University marketers should accept that their brands mean whatever academics want them to, if qualitative research on the thinking of business researchers in two Australian and two UK business schools applies.
A learned reader recommends Sanne Frandsen (Lund University, Sweden), Manto Gotsi (Westminster Business School, London), Allanah Johnston and Andrea Whittle (Newcastle University, UK), Stephen Frenkel (UNSW) and Andre Spicer (University of London) who write in the European Journal of Marketing that “branding emerges as a slippery, loosely bounded concept in (academics’) discourse, sometimes used in connection with reputation, image, ethos or values.”
This is significant, they suggest, as all four schools invested in branding and saw faculty “as key to delivering brand promises.”

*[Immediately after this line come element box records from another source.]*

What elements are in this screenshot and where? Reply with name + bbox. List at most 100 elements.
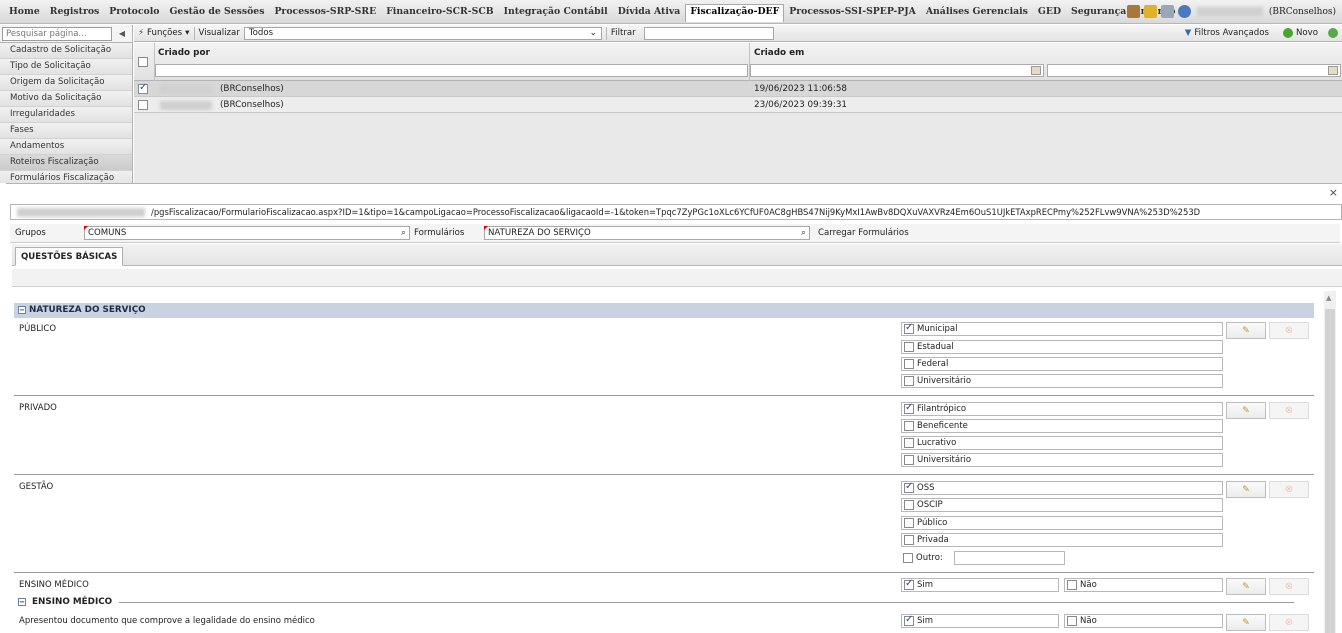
menu-analises-gerenciais[interactable]: Análises Gerenciais xyxy=(921,4,1033,22)
page-search-input[interactable]: Pesquisar página... xyxy=(2,27,112,41)
option-outro[interactable]: Outro: xyxy=(901,550,1065,566)
search-icon[interactable]: ⌕ xyxy=(401,228,406,238)
option-sim[interactable]: Sim xyxy=(901,614,1059,628)
filter-input[interactable] xyxy=(643,26,774,40)
menu-financeiro[interactable]: Financeiro-SCR-SCB xyxy=(381,4,498,22)
menu-ged[interactable]: GED xyxy=(1033,4,1066,22)
table-row[interactable]: (BRConselhos) 23/06/2023 09:39:31 xyxy=(134,97,1342,113)
url-bar[interactable]: /pgsFiscalizacao/FormularioFiscalizacao.… xyxy=(10,204,1342,220)
scroll-up-icon[interactable]: ▲ xyxy=(1326,294,1331,302)
option-checkbox[interactable] xyxy=(1067,580,1077,590)
sidebar-item-fases[interactable]: Fases xyxy=(0,123,132,139)
search-icon[interactable]: ⌕ xyxy=(801,228,806,238)
forms-field[interactable]: NATUREZA DO SERVIÇO ⌕ xyxy=(484,226,810,240)
user-icon[interactable] xyxy=(1177,5,1191,18)
menu-registros[interactable]: Registros xyxy=(45,4,105,22)
menu-home[interactable]: Home xyxy=(4,4,45,22)
sidebar-item-andamentos[interactable]: Andamentos xyxy=(0,139,132,155)
option-checkbox[interactable] xyxy=(904,578,914,590)
calendar-icon[interactable] xyxy=(1031,66,1041,75)
option-estadual[interactable]: Estadual xyxy=(901,340,1223,354)
delete-button[interactable]: ⊗ xyxy=(1269,481,1309,498)
collapse-sidebar-icon[interactable]: ◀ xyxy=(112,25,132,42)
notifications-icon[interactable] xyxy=(1143,5,1157,18)
option-checkbox[interactable] xyxy=(904,421,914,431)
option-checkbox[interactable] xyxy=(904,500,914,510)
sidebar-item-roteiros-fiscalizacao[interactable]: Roteiros Fiscalização xyxy=(0,155,132,171)
option-checkbox[interactable] xyxy=(904,402,914,414)
menu-divida-ativa[interactable]: Dívida Ativa xyxy=(613,4,686,22)
other-input[interactable] xyxy=(953,551,1065,565)
tools-icon[interactable] xyxy=(1126,5,1140,18)
option-nao[interactable]: Não xyxy=(1064,614,1223,628)
option-checkbox[interactable] xyxy=(904,359,914,369)
row-checkbox[interactable] xyxy=(138,100,148,110)
option-privada[interactable]: Privada xyxy=(901,533,1223,547)
user-org[interactable]: (BRConselhos) xyxy=(1269,7,1336,17)
close-icon[interactable]: × xyxy=(1329,186,1338,199)
calendar-icon[interactable] xyxy=(1328,66,1338,75)
menu-fiscalizacao-def[interactable]: Fiscalização-DEF xyxy=(685,4,785,22)
select-all-checkbox[interactable] xyxy=(138,57,148,67)
option-checkbox[interactable] xyxy=(1067,616,1077,626)
sidebar-item-cadastro-solicitacao[interactable]: Cadastro de Solicitação xyxy=(0,43,132,59)
delete-button[interactable]: ⊗ xyxy=(1269,614,1309,631)
option-universitario[interactable]: Universitário xyxy=(901,453,1223,467)
sidebar-item-motivo-solicitacao[interactable]: Motivo da Solicitação xyxy=(0,91,132,107)
option-checkbox[interactable] xyxy=(904,614,914,626)
collapse-section-icon[interactable]: − xyxy=(18,306,26,314)
menu-seguranca[interactable]: Segurança xyxy=(1066,4,1131,22)
advanced-filters-button[interactable]: ▼ Filtros Avançados xyxy=(1181,28,1273,38)
column-header-criado-em[interactable]: Criado em xyxy=(754,48,804,58)
edit-button[interactable]: ✎ xyxy=(1226,578,1266,595)
option-universitario[interactable]: Universitário xyxy=(901,374,1223,388)
groups-field[interactable]: COMUNS ⌕ xyxy=(84,226,410,240)
menu-processos-srp-sre[interactable]: Processos-SRP-SRE xyxy=(269,4,381,22)
option-nao[interactable]: Não xyxy=(1064,578,1223,592)
column-header-criado-por[interactable]: Criado por xyxy=(158,48,210,58)
option-federal[interactable]: Federal xyxy=(901,357,1223,371)
option-checkbox[interactable] xyxy=(904,322,914,334)
vertical-scrollbar[interactable]: ▲ xyxy=(1324,291,1336,633)
option-municipal[interactable]: Municipal xyxy=(901,322,1223,336)
option-beneficente[interactable]: Beneficente xyxy=(901,419,1223,433)
sidebar-item-tipo-solicitacao[interactable]: Tipo de Solicitação xyxy=(0,59,132,75)
sidebar-item-irregularidades[interactable]: Irregularidades xyxy=(0,107,132,123)
functions-menu[interactable]: ⚡ Funções ▾ xyxy=(134,28,194,38)
filter-extra[interactable] xyxy=(1047,64,1341,77)
row-checkbox[interactable] xyxy=(138,82,148,94)
delete-button[interactable]: ⊗ xyxy=(1269,402,1309,419)
edit-button[interactable]: ✎ xyxy=(1226,402,1266,419)
collapse-subsection-icon[interactable]: − xyxy=(18,598,26,606)
edit-button[interactable]: ✎ xyxy=(1226,614,1266,631)
option-checkbox[interactable] xyxy=(904,342,914,352)
filter-criado-em[interactable] xyxy=(750,64,1044,77)
table-row[interactable]: (BRConselhos) 19/06/2023 11:06:58 xyxy=(134,81,1342,97)
refresh-icon[interactable] xyxy=(1328,28,1338,38)
sidebar-item-formularios-fiscalizacao[interactable]: Formulários Fiscalização xyxy=(0,171,132,183)
sidebar-item-origem-solicitacao[interactable]: Origem da Solicitação xyxy=(0,75,132,91)
option-checkbox[interactable] xyxy=(903,553,913,563)
option-sim[interactable]: Sim xyxy=(901,578,1059,592)
view-select[interactable]: Todos ⌄ xyxy=(243,26,602,40)
home-icon[interactable] xyxy=(1160,5,1174,18)
option-oss[interactable]: OSS xyxy=(901,481,1223,495)
edit-button[interactable]: ✎ xyxy=(1226,322,1266,339)
option-publico[interactable]: Público xyxy=(901,516,1223,530)
option-checkbox[interactable] xyxy=(904,376,914,386)
option-checkbox[interactable] xyxy=(904,455,914,465)
menu-protocolo[interactable]: Protocolo xyxy=(104,4,164,22)
option-oscip[interactable]: OSCIP xyxy=(901,498,1223,512)
filter-criado-por[interactable] xyxy=(155,64,748,77)
option-filantropico[interactable]: Filantrópico xyxy=(901,402,1223,416)
option-checkbox[interactable] xyxy=(904,481,914,493)
menu-integracao-contabil[interactable]: Integração Contábil xyxy=(499,4,613,22)
delete-button[interactable]: ⊗ xyxy=(1269,578,1309,595)
option-lucrativo[interactable]: Lucrativo xyxy=(901,436,1223,450)
option-checkbox[interactable] xyxy=(904,438,914,448)
menu-processos-ssi[interactable]: Processos-SSI-SPEP-PJA xyxy=(784,4,921,22)
new-button[interactable]: Novo xyxy=(1279,28,1322,38)
menu-gestao-sessoes[interactable]: Gestão de Sessões xyxy=(164,4,269,22)
tab-questoes-basicas[interactable]: QUESTÕES BÁSICAS xyxy=(15,247,124,266)
option-checkbox[interactable] xyxy=(904,535,914,545)
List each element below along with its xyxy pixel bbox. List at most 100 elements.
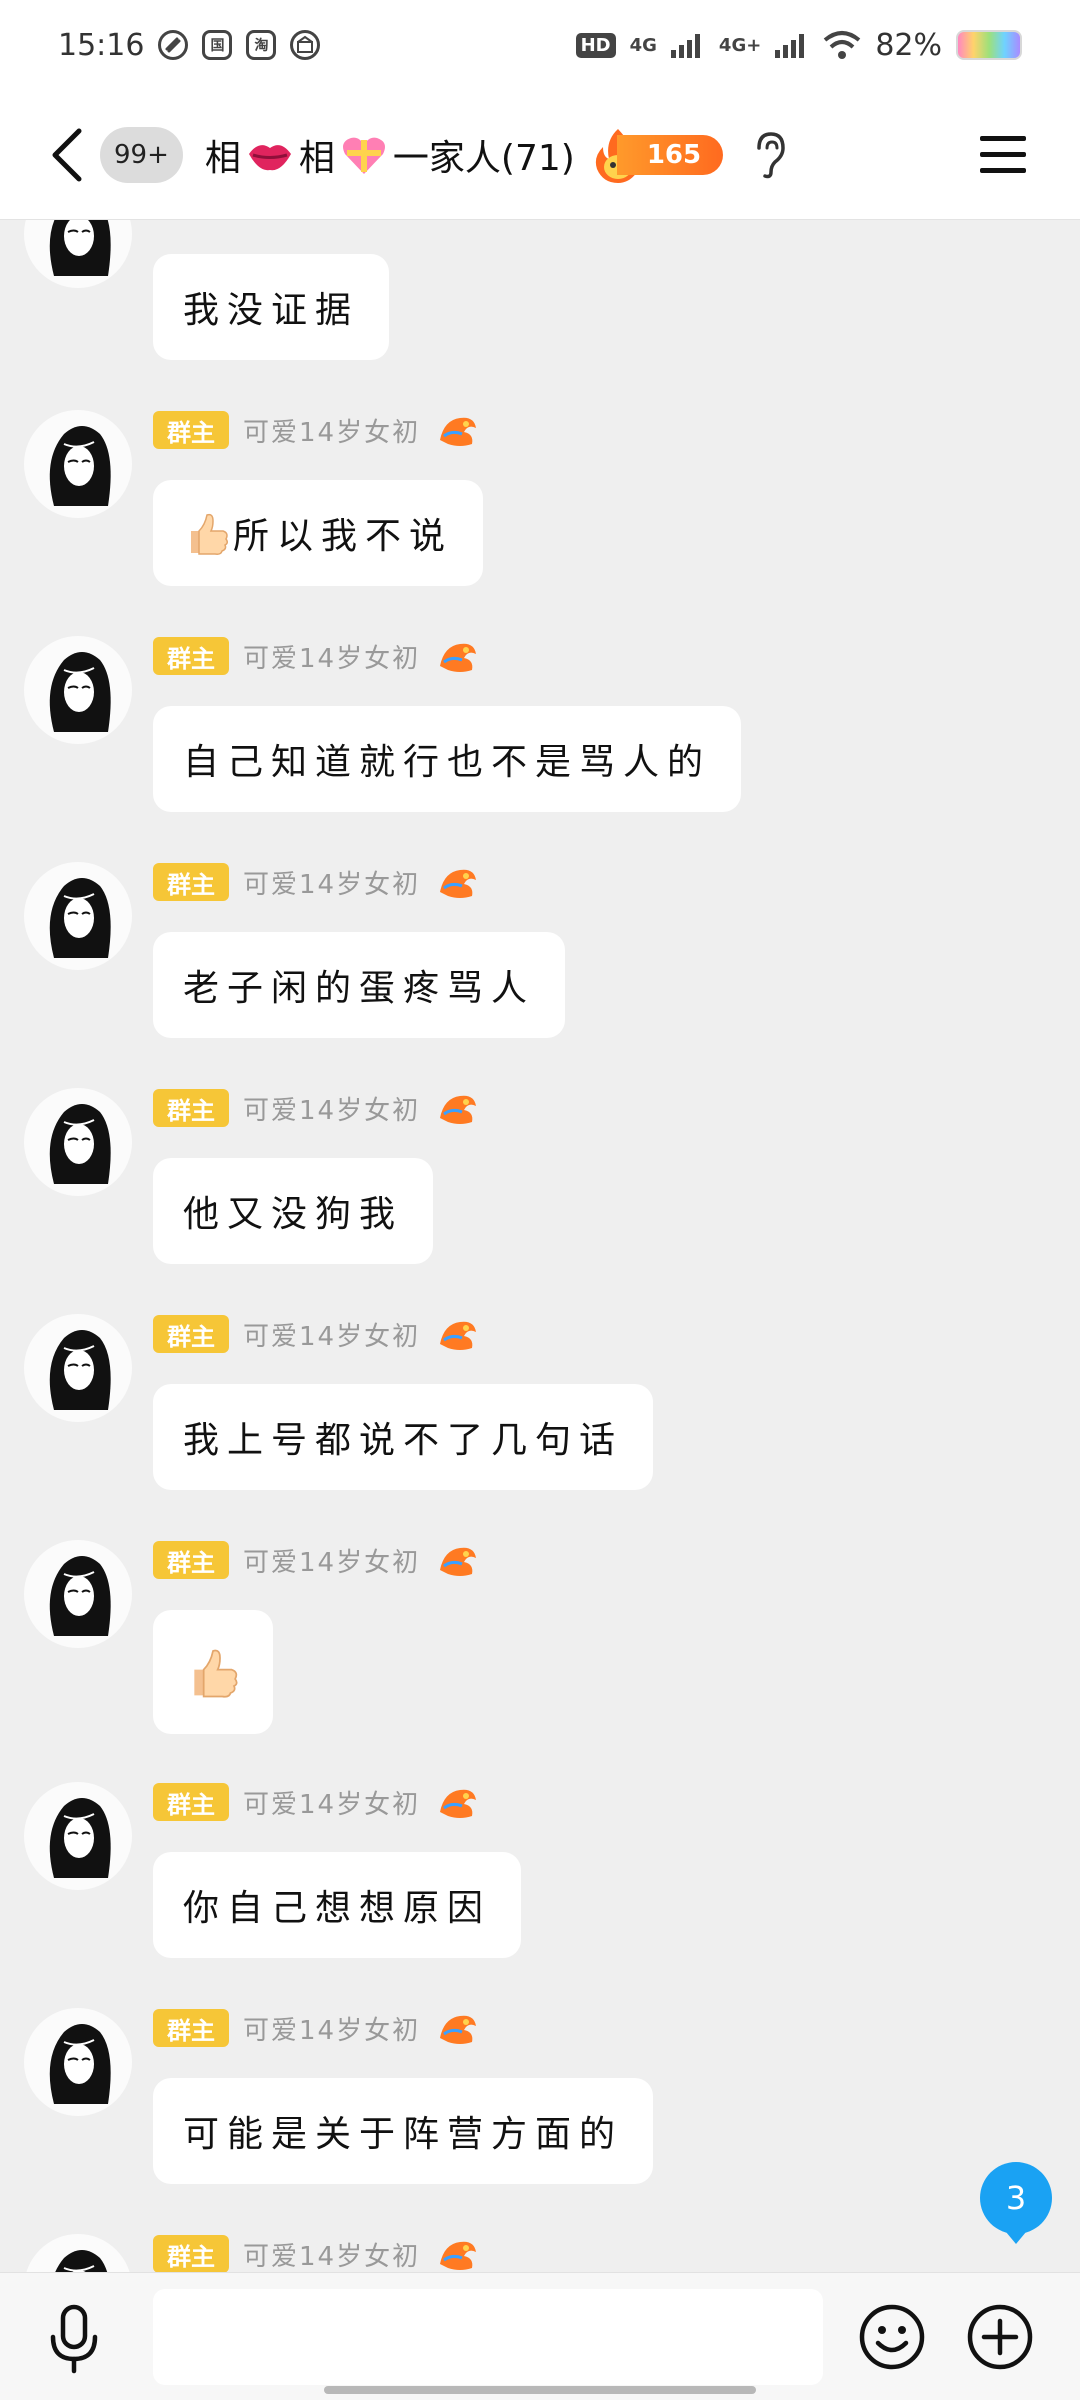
message-meta: 群主 可爱14岁女初 <box>153 1314 480 1354</box>
message-text: 我没证据 <box>183 290 360 331</box>
owner-badge: 群主 <box>153 411 229 449</box>
avatar-image <box>49 652 111 732</box>
dragon-level-icon <box>440 2241 477 2270</box>
message-bubble[interactable]: 所以我不说 <box>153 480 484 586</box>
message-bubble[interactable]: 我没证据 <box>153 254 390 360</box>
message-meta: 群主 可爱14岁女初 <box>153 1782 480 1822</box>
avatar-image <box>49 878 111 958</box>
dragon-level-icon <box>440 869 477 898</box>
avatar-image <box>49 1104 111 1184</box>
avatar[interactable] <box>24 2234 132 2272</box>
avatar[interactable] <box>24 220 132 288</box>
avatar[interactable] <box>24 1088 132 1196</box>
message-meta: 群主 可爱14岁女初 <box>153 1540 480 1580</box>
wifi-icon <box>824 31 861 59</box>
owner-badge: 群主 <box>153 1541 229 1579</box>
message-bubble[interactable] <box>153 1610 273 1734</box>
chat-message-list[interactable]: 我没证据 群主 可爱14岁女初 所以我不说 群主 可爱14岁女初 自己知道就行也… <box>0 220 1080 2272</box>
hd-badge: HD <box>575 32 616 58</box>
unread-count-badge[interactable]: 99+ <box>100 126 183 183</box>
message-input[interactable] <box>153 2289 823 2385</box>
avatar[interactable] <box>24 1782 132 1890</box>
sender-nickname[interactable]: 可爱14岁女初 <box>243 2010 420 2047</box>
avatar-image <box>49 1798 111 1878</box>
avatar-image <box>49 220 111 276</box>
microphone-icon[interactable] <box>44 2303 104 2375</box>
new-messages-badge[interactable]: 3 <box>980 2162 1052 2244</box>
network-4gplus-label: 4G+ <box>718 34 762 56</box>
sender-nickname[interactable]: 可爱14岁女初 <box>243 638 420 675</box>
message-bubble[interactable]: 你自己想想原因 <box>153 1852 522 1958</box>
owner-badge: 群主 <box>153 2009 229 2047</box>
message-text: 所以我不说 <box>233 516 454 557</box>
avatar-image <box>49 1556 111 1636</box>
group-fire-badge[interactable]: 165 <box>591 128 724 183</box>
smiley-icon[interactable] <box>858 2303 926 2371</box>
owner-badge: 群主 <box>153 1783 229 1821</box>
avatar-image <box>55 2250 108 2272</box>
dragon-level-icon <box>440 1321 477 1350</box>
avatar[interactable] <box>24 636 132 744</box>
hamburger-menu-icon[interactable] <box>978 133 1028 177</box>
message-meta: 群主 可爱14岁女初 <box>153 636 480 676</box>
signal-icon-2 <box>775 34 805 58</box>
avatar[interactable] <box>24 1314 132 1422</box>
sender-nickname[interactable]: 可爱14岁女初 <box>243 864 420 901</box>
message-meta: 群主 可爱14岁女初 <box>153 862 480 902</box>
avatar[interactable] <box>24 2008 132 2116</box>
home-indicator[interactable] <box>324 2386 756 2394</box>
fire-count: 165 <box>616 134 724 175</box>
owner-badge: 群主 <box>153 1315 229 1353</box>
message-meta: 群主 可爱14岁女初 <box>153 2234 480 2272</box>
owner-badge: 群主 <box>153 863 229 901</box>
message-text: 我上号都说不了几句话 <box>183 1420 624 1461</box>
group-title[interactable]: 相 相 一家人(71) <box>205 129 575 181</box>
sender-nickname[interactable]: 可爱14岁女初 <box>243 2236 420 2273</box>
ear-icon[interactable] <box>749 130 789 180</box>
dragon-level-icon <box>440 643 477 672</box>
dragon-level-icon <box>440 1547 477 1576</box>
message-text: 他又没狗我 <box>183 1194 404 1235</box>
message-bubble[interactable]: 他又没狗我 <box>153 1158 434 1264</box>
plus-circle-icon[interactable] <box>966 2303 1034 2371</box>
message-bubble[interactable]: 可能是关于阵营方面的 <box>153 2078 654 2184</box>
signal-icon <box>670 34 700 58</box>
chat-header: 99+ 相 相 一家人(71) 165 <box>0 90 1080 220</box>
owner-badge: 群主 <box>153 1089 229 1127</box>
thumbs-up-emoji-icon <box>194 1649 238 1698</box>
thumbs-up-emoji-icon <box>191 513 229 555</box>
lips-emoji-icon <box>248 144 291 170</box>
news-app-icon: 国 <box>202 30 233 60</box>
sender-nickname[interactable]: 可爱14岁女初 <box>243 1784 420 1821</box>
dragon-level-icon <box>440 1095 477 1124</box>
message-bubble[interactable]: 老子闲的蛋疼骂人 <box>153 932 566 1038</box>
chevron-left-icon <box>52 128 82 181</box>
message-text: 自己知道就行也不是骂人的 <box>183 742 712 783</box>
battery-icon <box>956 30 1022 60</box>
status-left: 15:16 国 淘 <box>58 27 321 63</box>
sender-nickname[interactable]: 可爱14岁女初 <box>243 1090 420 1127</box>
avatar-image <box>49 1330 111 1410</box>
sender-nickname[interactable]: 可爱14岁女初 <box>243 1542 420 1579</box>
sender-nickname[interactable]: 可爱14岁女初 <box>243 412 420 449</box>
avatar[interactable] <box>24 1540 132 1648</box>
message-text: 你自己想想原因 <box>183 1888 492 1929</box>
message-bubble[interactable]: 自己知道就行也不是骂人的 <box>153 706 742 812</box>
group-title-part2: 相 <box>298 137 335 179</box>
avatar[interactable] <box>24 410 132 518</box>
app-notification-icon <box>158 30 189 60</box>
status-time: 15:16 <box>58 27 145 63</box>
shop-app-icon <box>290 30 321 60</box>
status-right: HD 4G 4G+ 82% <box>575 28 1022 63</box>
taobao-app-icon: 淘 <box>246 30 277 60</box>
dragon-level-icon <box>440 417 477 446</box>
owner-badge: 群主 <box>153 637 229 675</box>
message-bubble[interactable]: 我上号都说不了几句话 <box>153 1384 654 1490</box>
message-text: 可能是关于阵营方面的 <box>183 2114 624 2155</box>
input-bar <box>0 2272 1080 2400</box>
status-bar: 15:16 国 淘 HD 4G 4G+ 82% <box>0 0 1080 90</box>
group-title-part1: 相 <box>204 137 241 179</box>
sender-nickname[interactable]: 可爱14岁女初 <box>243 1316 420 1353</box>
back-button[interactable] <box>36 115 96 195</box>
avatar[interactable] <box>24 862 132 970</box>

The problem for brand-message keepers and custodians is that academics think the brand should mean what they want, when they think about it all.
The researchers found three responses among interviewed academics to their school brand; ignorance or irrelevance, ok if it advances their careers, a “veneer” separate to “true values’ of school.
This is very bad for branding given; “academic faculty embody the university brand through their research, teaching and wider engagement activities. As such, they can ‘make or break’ any brand promise,” the researchers suggest.
But rather than attempting to convert academics to the faculty faith the researchers argue marketers should make the most of what they have and “allow rather than deny the multiple logics circulating in university settings, leaving the brand open to pluralistic interpretations.” If only because they do not have much choice.
“Top-down sense-giving efforts at branding will elicit more faculty resistance, turning more ambivalent or even positive responses to branding towards more cynical positions.”